Royal Bank of Scotland (LSE: RBS.L) Receiving Government Funds While Defending Bonus Culture

Although it’s reported that the Royal Bank of Scotland (LSE: RBS.L) is turning to the government trough to receive bailout funds, they are at the same time trying to temper that decision with pressing to be left alone concerning how they compensate their people; specifically the bonus structure in place at the giant bank.

Joining the asset protection scheme of the British government has prompted RBS to plan a shareholder meeting where they are ready to defend to their shareholders why the bonus structure is an integral part of the company.

For participating in the APS program, the management of RBS must effectively give up control of its investment banker bonuses to the British Treasury. There have been rumors and stories if this results in major changes to the bonus structure the board of RBS will resign en masse.

Expectations are RBS chairman Sir Philip Hampton will strongly support the idea that even with the acceptance of government funds the bank must continue to operate as the business it is instead of as an offshoot of the government.

While already owned by the government to the tune of 70 percent, the additional migration of £280 billion worth of bad loans from RBS into the APS will bring government ownership in the company to 84 percent.

In order to receive aid from the government, RBS has to get approval from the European Union to make a variety of major restructuring steps which were dependent on approval to go forward with the aid. The bank will be required to sell of its insurance division and a number of branches to qualify for the aid.

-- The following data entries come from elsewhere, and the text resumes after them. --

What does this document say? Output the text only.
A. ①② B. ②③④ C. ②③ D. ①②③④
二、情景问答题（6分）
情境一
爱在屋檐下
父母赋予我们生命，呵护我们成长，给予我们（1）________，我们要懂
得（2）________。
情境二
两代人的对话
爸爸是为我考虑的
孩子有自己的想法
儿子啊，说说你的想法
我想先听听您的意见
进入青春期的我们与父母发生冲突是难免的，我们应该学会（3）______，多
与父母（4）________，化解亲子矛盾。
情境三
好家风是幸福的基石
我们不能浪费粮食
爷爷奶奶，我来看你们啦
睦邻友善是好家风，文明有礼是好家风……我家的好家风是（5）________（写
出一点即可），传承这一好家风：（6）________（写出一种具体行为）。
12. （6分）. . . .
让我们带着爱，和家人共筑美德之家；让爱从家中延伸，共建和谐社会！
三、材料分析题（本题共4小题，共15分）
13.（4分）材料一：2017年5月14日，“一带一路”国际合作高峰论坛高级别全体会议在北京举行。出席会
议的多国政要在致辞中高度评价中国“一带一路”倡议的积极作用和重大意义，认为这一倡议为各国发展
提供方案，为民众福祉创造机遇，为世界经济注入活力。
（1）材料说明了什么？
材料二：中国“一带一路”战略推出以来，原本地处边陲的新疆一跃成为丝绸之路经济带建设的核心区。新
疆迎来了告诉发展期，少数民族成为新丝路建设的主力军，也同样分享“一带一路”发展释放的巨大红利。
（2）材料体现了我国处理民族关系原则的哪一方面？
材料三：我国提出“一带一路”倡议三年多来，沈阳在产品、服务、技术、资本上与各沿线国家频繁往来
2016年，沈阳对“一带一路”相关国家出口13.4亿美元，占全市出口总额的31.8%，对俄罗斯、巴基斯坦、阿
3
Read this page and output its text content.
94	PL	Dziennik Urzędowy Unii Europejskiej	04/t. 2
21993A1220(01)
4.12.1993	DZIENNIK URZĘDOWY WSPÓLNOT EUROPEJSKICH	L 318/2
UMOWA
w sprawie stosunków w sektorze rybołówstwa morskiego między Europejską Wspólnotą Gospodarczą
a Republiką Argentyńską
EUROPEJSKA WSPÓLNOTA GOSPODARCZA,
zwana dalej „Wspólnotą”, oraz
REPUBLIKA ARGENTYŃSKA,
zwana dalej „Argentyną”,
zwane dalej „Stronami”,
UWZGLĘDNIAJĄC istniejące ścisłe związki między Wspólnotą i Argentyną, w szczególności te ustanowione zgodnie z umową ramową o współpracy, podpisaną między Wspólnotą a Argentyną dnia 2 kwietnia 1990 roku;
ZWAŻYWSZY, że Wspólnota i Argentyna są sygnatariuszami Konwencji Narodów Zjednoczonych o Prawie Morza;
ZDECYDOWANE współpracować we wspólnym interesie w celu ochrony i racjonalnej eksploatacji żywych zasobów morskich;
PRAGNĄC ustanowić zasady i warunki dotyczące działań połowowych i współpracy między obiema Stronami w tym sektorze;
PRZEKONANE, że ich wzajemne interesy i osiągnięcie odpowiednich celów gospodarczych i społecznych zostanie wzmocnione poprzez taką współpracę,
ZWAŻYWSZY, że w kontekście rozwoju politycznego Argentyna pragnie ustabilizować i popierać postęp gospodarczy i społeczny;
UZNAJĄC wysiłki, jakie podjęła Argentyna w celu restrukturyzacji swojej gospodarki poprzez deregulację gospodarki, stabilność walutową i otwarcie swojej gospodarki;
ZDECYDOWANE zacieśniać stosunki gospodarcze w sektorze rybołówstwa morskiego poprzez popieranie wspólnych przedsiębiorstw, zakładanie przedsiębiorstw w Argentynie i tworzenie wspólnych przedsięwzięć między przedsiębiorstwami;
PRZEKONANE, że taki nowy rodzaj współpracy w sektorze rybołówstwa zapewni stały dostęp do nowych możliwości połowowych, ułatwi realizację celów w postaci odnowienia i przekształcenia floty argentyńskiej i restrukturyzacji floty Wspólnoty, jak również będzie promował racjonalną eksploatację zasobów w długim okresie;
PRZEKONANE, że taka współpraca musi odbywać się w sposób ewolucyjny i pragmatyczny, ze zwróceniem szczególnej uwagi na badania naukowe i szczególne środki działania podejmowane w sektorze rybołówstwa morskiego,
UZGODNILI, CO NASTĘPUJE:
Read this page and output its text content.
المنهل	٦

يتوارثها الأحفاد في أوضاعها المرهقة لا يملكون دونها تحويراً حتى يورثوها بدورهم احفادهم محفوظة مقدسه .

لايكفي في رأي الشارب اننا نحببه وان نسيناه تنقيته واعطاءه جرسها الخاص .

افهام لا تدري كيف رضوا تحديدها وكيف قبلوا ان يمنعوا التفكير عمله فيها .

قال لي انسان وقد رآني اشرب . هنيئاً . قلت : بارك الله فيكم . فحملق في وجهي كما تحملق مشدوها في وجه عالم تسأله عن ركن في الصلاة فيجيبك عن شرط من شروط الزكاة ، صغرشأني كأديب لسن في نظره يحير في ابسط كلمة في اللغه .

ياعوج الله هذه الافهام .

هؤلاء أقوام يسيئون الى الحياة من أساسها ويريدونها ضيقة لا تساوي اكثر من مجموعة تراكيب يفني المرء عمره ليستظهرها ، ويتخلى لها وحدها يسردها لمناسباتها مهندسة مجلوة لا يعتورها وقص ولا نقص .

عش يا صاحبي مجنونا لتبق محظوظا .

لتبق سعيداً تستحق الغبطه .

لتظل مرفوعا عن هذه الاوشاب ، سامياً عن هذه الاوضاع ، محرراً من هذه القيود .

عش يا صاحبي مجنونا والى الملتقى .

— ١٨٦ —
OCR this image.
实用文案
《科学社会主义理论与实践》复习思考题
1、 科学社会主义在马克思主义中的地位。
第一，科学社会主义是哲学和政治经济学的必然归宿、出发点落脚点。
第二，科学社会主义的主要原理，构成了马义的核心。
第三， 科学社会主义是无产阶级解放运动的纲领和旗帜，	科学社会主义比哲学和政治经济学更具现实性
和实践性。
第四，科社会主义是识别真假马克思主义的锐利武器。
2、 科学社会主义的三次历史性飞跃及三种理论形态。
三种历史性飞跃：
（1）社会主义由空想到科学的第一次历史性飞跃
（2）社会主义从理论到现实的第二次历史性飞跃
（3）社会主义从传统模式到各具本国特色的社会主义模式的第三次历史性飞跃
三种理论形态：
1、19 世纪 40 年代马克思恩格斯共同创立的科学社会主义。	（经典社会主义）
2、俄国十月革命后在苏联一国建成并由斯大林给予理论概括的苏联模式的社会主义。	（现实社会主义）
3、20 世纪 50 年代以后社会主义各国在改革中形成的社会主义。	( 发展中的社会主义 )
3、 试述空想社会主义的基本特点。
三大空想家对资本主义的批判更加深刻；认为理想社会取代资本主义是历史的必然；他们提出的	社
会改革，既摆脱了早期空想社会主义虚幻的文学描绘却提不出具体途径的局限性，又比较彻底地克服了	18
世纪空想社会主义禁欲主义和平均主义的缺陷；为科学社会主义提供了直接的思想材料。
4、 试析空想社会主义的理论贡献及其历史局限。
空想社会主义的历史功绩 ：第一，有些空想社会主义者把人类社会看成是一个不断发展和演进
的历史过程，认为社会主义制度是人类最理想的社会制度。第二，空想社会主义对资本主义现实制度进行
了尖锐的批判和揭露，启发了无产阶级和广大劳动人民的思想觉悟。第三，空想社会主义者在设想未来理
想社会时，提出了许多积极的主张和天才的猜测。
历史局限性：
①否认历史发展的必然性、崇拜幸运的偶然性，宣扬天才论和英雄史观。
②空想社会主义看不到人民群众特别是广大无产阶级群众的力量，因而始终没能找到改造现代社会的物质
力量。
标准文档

This is all in contrast to their competitor Lloyds Banking Group (LLOY.L), which has battled to keep government ownership in the company from growing any more than the 43 percent stake it has in the company now. Lloyds recently raised £13.5 billion in order to maintain that percentage.

Over 95 percent of shareholders in Lloyd’s supported the cash call which was part of a larger measure to raise £23.5 billion in order to keep Lloyds from being brought under the toxic insurance scheme of the government.
 
As for RBS, it’ll be interesting to see if there really is a movement by the board to quit if there is interference by the British government in their bonus structure. Is it hype in an attempt to make a peremptory strike against the idea in order to minimize the interference, or is it real, and the board is ready to do what it takes to make the statement they believe in concerning the bonus structure?

Either way, if they want to dip their hands into taxpayer money, they’re probably going to have to pay the consequences, which will be government interference in their bonus structure. If they didn’t want this they should have raised capital from different sources.